What’s your worst travel story?
Several years ago I had had a Saturday night game at Wilkes-Barre/Scranton followed by a game at Rochester the following evening. What was rain departing Wilkes-Barre/Scranton around 11 a.m. turned into snow around Syracuse, turning a trip that should be a little more than three hours into an ordeal lasting about six hours, and yours truly nearly skidded off an off-ramp just before reaching the hotel in Rochester. Snow and winter travel are the norm for a hockey writer and rarely an issue, but this storm was bad by any standard.
And your best travel story?
Touching down in Winnipeg one evening when the temperature hovered around -40C (do not bother trying to convert that into Fahrenheit—the temperatures are nearly the same). The wind chill was around -55C. I happen to like super-cold weather, and winter temperatures that actually make Winnipeggers take notice is surely memorable.
How about your ‘spookiest’ travel route?
The Chesapeake Bay Bridge-Tunnel on the way to Norfolk, Va. is no treat.
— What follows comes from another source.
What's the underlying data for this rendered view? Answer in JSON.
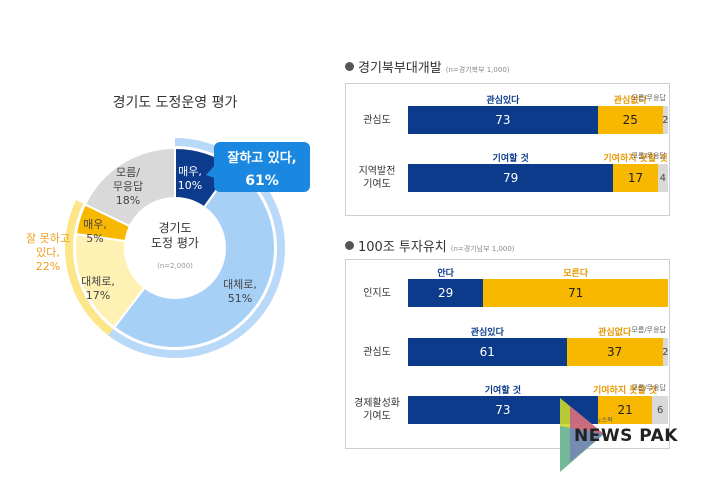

It is a very lengthy bridge (a good solid 20 minutes of driving) that essentially skirts the Atlantic Ocean. Crossing it at 2 a.m. when it is foggy and/or windy is not very enjoyable.
Can you tell me what you’ve enjoyed about attending the NHL Entry Draft in the past?
The NHL Entry Draft is the closest thing to a trade show or industry convention that the hockey world has to offer. It attracts people from every level of hockey and from all corners of the hockey globe. I enjoy the opportunity to chat with people from, say, the college hockey world, which is a place with which I am not very familiar. The chance to pick other hockey minds is always enjoyable.
Is Steve Stamkos really the “It” guy of the 2008 Draft, or do you like someone else?
I could hardly pick against Stamkos, who truly is the consensus pick. But Stamkos aside, Luke Schenn intrigues me. Then again, I have always had a soft spot for tough, reliable blueliners who have done their hockey apprenticeship in the WHL.